The CQC’s chief inspector of hospitals, Dr Toli Onon, said trolley waits were regrettable and must not become the norm. She said it was great to see improvements since but that reports of lengthy waits and patients whose health had deterioratedwas a real concern.

“Patients should receive safe and effective care in an environment that allows for their privacy and dignity to be protected,” she said. “Corridor care must not become normalised – however, these survey results demonstrate that in some cases the short-term use of temporary escalation spaces to relieve pressure on the ambulance sector is a regrettable reality.”

The CQC’s annual survey of more than 62,000 adults’ experiences of their hospital stays found that more people waiting for planned care reported that their health had worsened while they waited. Forty-three percent said their health had deteriorated while waiting to be admitted, with a 25.5% saying it had got “a bit worse” and 17.7% “much worse”, up from 24% and 17% in 2023 respectively.

Dan Wellings, a senior fellow at The King’s Fund, said: “We must not lose sight of the unacceptable reality that some individuals are still having to wait for care in inappropriate settings, including corridors and even storage cupboards.

“Every patient deserves safe, timely and high-quality treatment. These results make it clear that there is still a long way to go to ensure that standard is met across the board.”

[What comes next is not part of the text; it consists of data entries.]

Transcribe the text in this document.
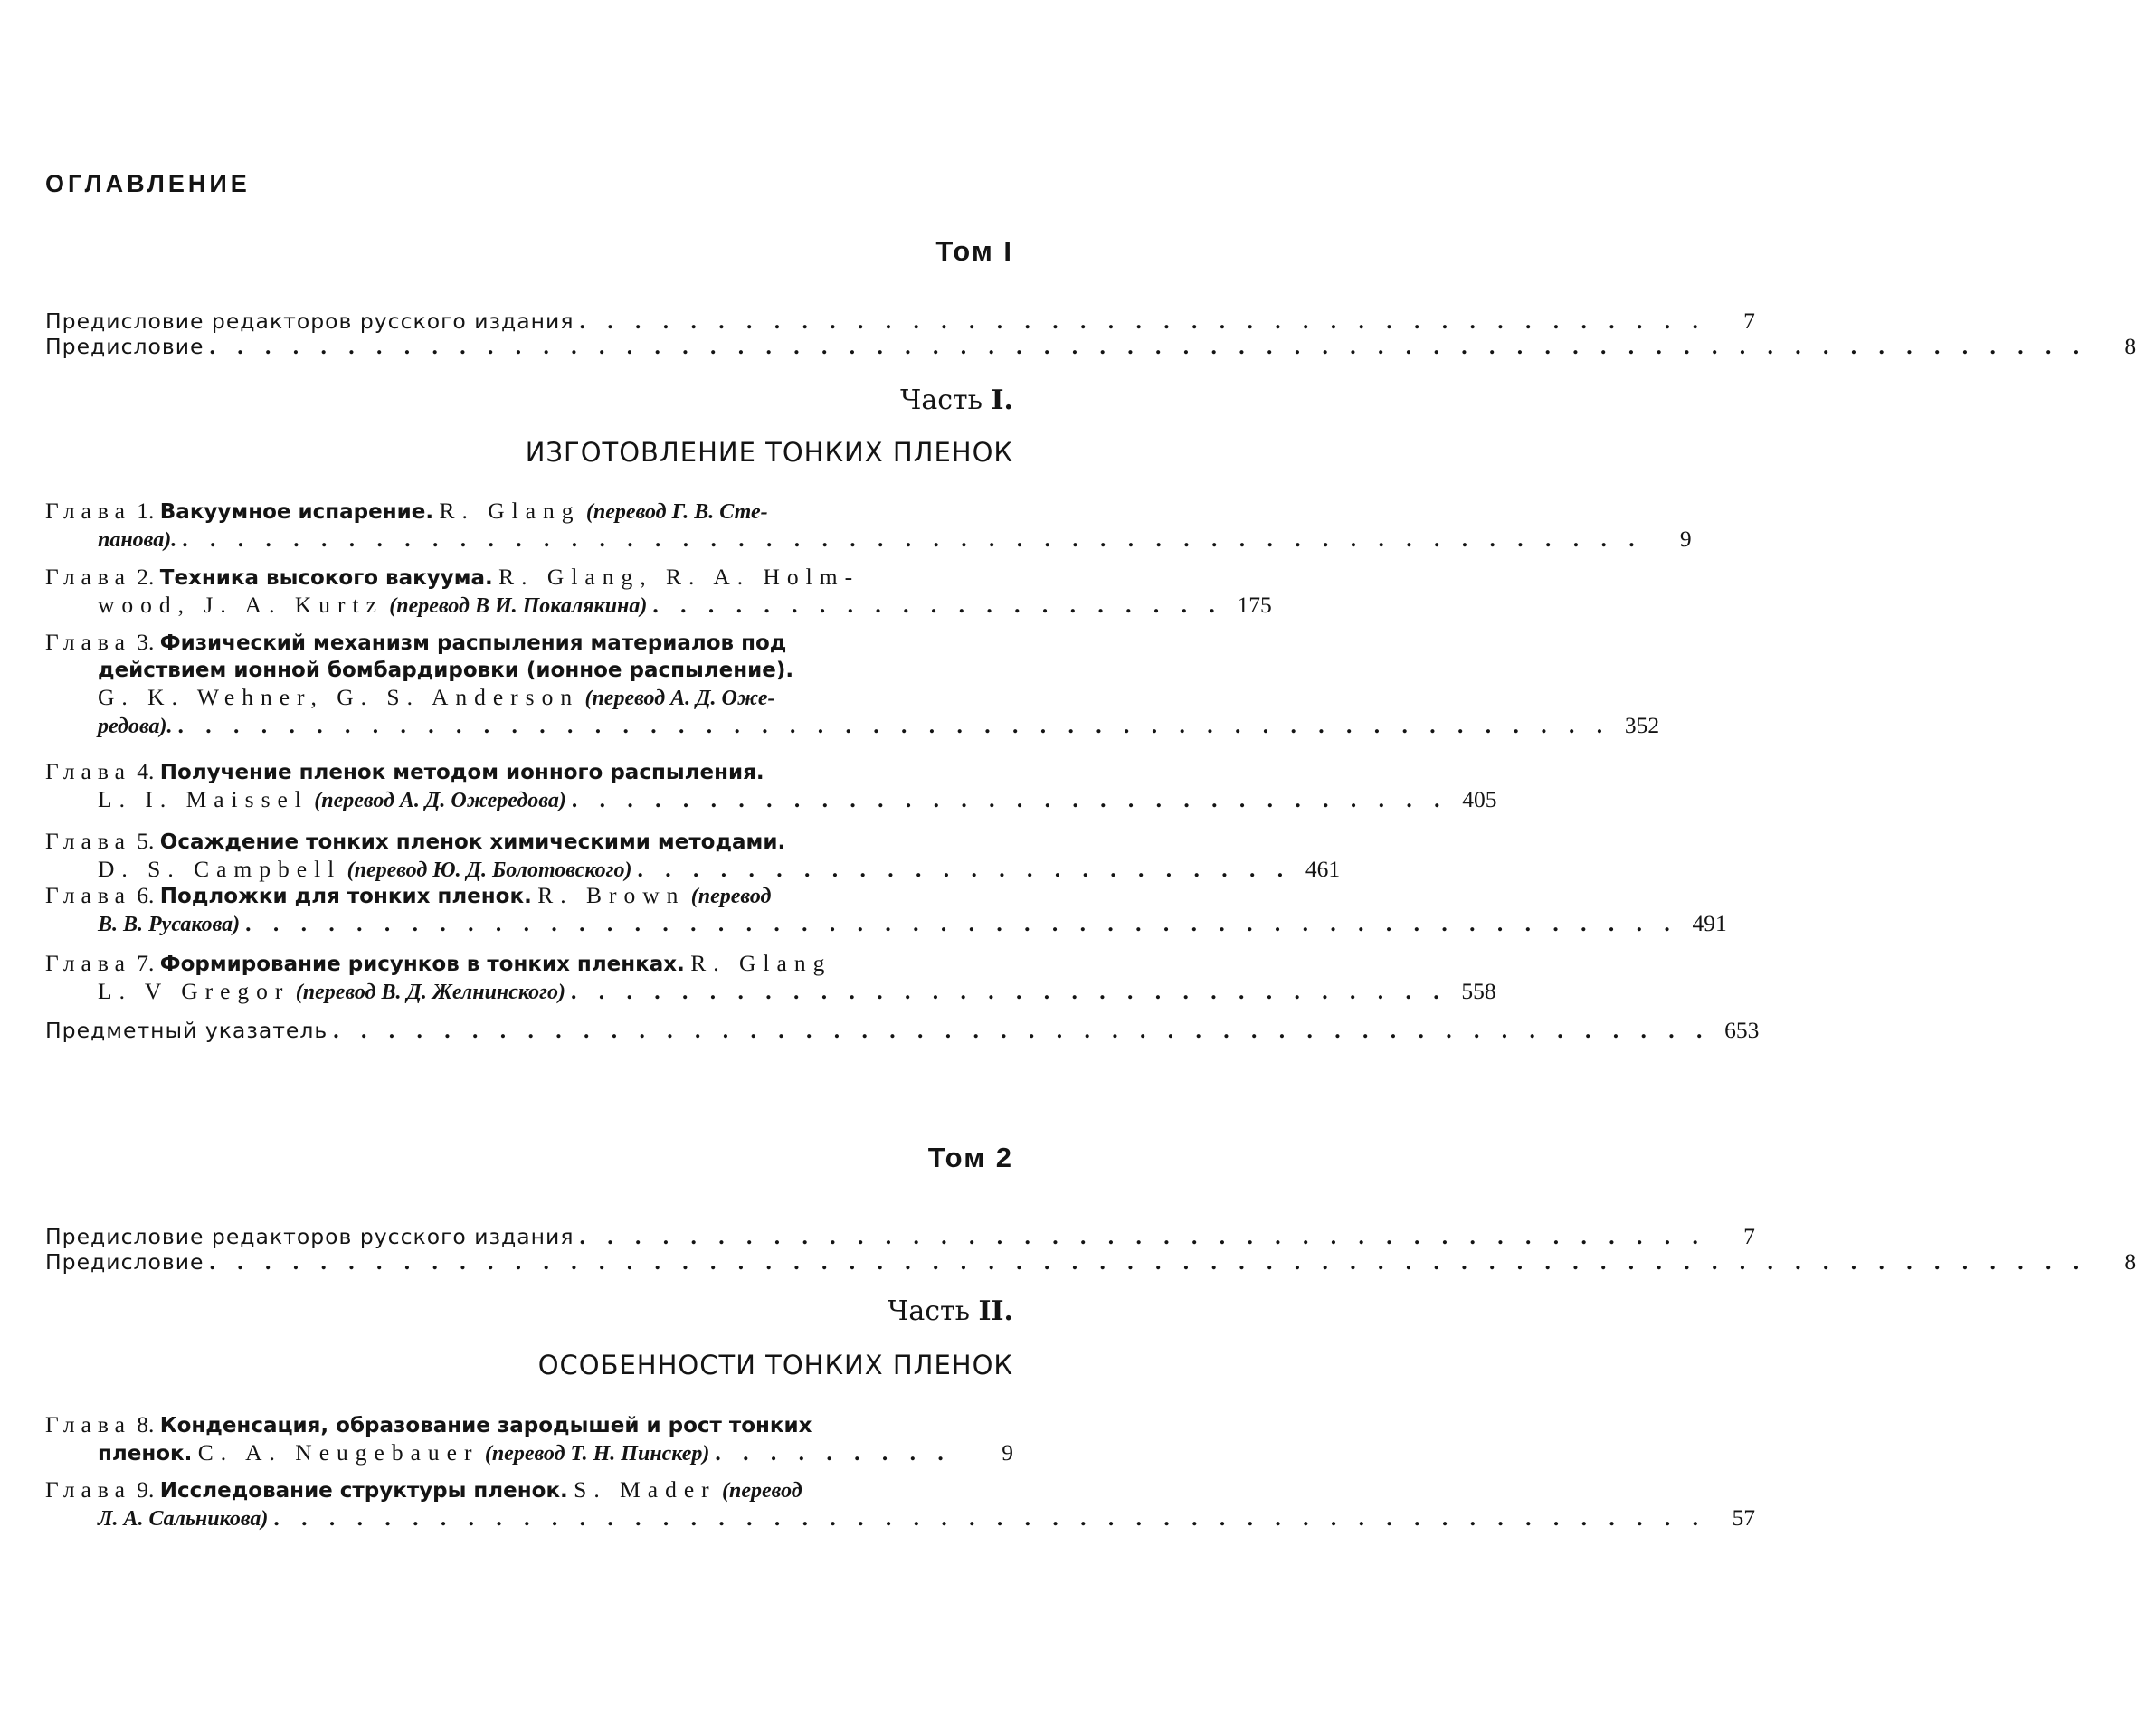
ОГЛАВЛЕНИЕ
Том I
Предисловие редакторов русского издания . . . . . . . . . . . . . . . . . . . . . . . . . . . . . . . . . . . . . . . . .	7
Предисловие . . . . . . . . . . . . . . . . . . . . . . . . . . . . . . . . . . . . . . . . . . . . . . . . . . . . . . . . . . . . . . . . . . . .	8
Часть I.
ИЗГОТОВЛЕНИЕ ТОНКИХ ПЛЕНОК
Глава
1.
Вакуумное испарение.
R. Glang
(перевод Г. В. Сте-
панова). . . . . . . . . . . . . . . . . . . . . . . . . . . . . . . . . . . . . . . . . . . . . . . . . . . . . .	9
Глава
2.
Техника высокого вакуума.
R. Glang, R. A. Holm-
wood, J. A. Kurtz
(перевод В И. Покалякина) . . . . . . . . . . . . . . . . . . . . . 175
Глава 3. Физический механизм распыления материалов под
действием ионной бомбардировки (ионное распыление).
G. K. Wehner, G. S. Anderson
(перевод А. Д. Оже-
редова). . . . . . . . . . . . . . . . . . . . . . . . . . . . . . . . . . . . . . . . . . . . . . . . . . . . . 352
Глава
4.
Получение пленок методом ионного распыления.
L. I. Maissel
(перевод А. Д. Ожередова) . . . . . . . . . . . . . . . . . . . . . . . . . . . . . . . . 405
Глава
5.
Осаждение тонких пленок химическими методами.
D. S. Campbell
(перевод Ю. Д. Болотовского) . . . . . . . . . . . . . . . . . . . . . . . . 461
Глава
6.
Подложки для тонких пленок.
R. Brown
(перевод
В. В. Русакова) . . . . . . . . . . . . . . . . . . . . . . . . . . . . . . . . . . . . . . . . . . . . . . . . . . . . 491
Глава
7.
Формирование рисунков в тонких пленках.
R. Glang
L. V Gregor
(перевод В. Д. Желнинского) . . . . . . . . . . . . . . . . . . . . . . . . . . . . . . . . 558
Предметный указатель . . . . . . . . . . . . . . . . . . . . . . . . . . . . . . . . . . . . . . . . . . . . . . . . . . 653
Том 2
Предисловие редакторов русского издания . . . . . . . . . . . . . . . . . . . . . . . . . . . . . . . . . . . . . . . . .	7
Предисловие . . . . . . . . . . . . . . . . . . . . . . . . . . . . . . . . . . . . . . . . . . . . . . . . . . . . . . . . . . . . . . . . . . . .	8
Часть II.
ОСОБЕННОСТИ ТОНКИХ ПЛЕНОК
Глава
8.
Конденсация, образование зародышей и рост тонких
пленок.
C. A. Neugebauer
(перевод Т. Н. Пинскер) . . . . . . . . .	9
Глава
9.
Исследование структуры пленок.
S. Mader
(перевод
Л. А. Сальникова) . . . . . . . . . . . . . . . . . . . . . . . . . . . . . . . . . . . . . . . . . . . . . . . . . . . .	57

The survey comes as figures released last month found record waits in the summer, with more than 74,000 people waiting over 12 hours in A&E during June and July. More than half a million patients waited over 12 hours in A&E during 2024.

The Health Foundation’s assistant director of policy, Tim Gardner, said: “Resorting to corridor care is not a safe way to run a health service. Long delays in A&E departments put patients at risk of avoidable harm and take a major toll on NHS staff trying to deliver care in impossible situations.”

The general secretary and chief executive professor at the Royal College of Nursing, Nicola Ranger, said: “Behind these figures are thousands of vulnerable people forced to endure intimate examinations in public, placed into areas with little to no appropriate medical equipment. It is undignified, unacceptable and must end.”

The Liberal Democrats’ health and social care spokesperson, Helen Morgan, said: “Corridor care has already become normalised with A&Es in the midst of a permacrisis this summer.

“People are unable to access their GP so are forced to go to hospitals, whilst those in hospitals can’t be discharged as the care capacity doesn’t exist.”

A Department of Health and Social Care spokesperson said: “After over a decade of neglect, we are starting to get the NHS back on its feet with much needed reform and £26bn investment.

“We’re working hard to cut waiting lists – with 4.9 million extra appointments already delivered – mend the front door to the NHS to improve GP access, and deliver a seismic shift in care from hospital to community through our 10-year health plan.”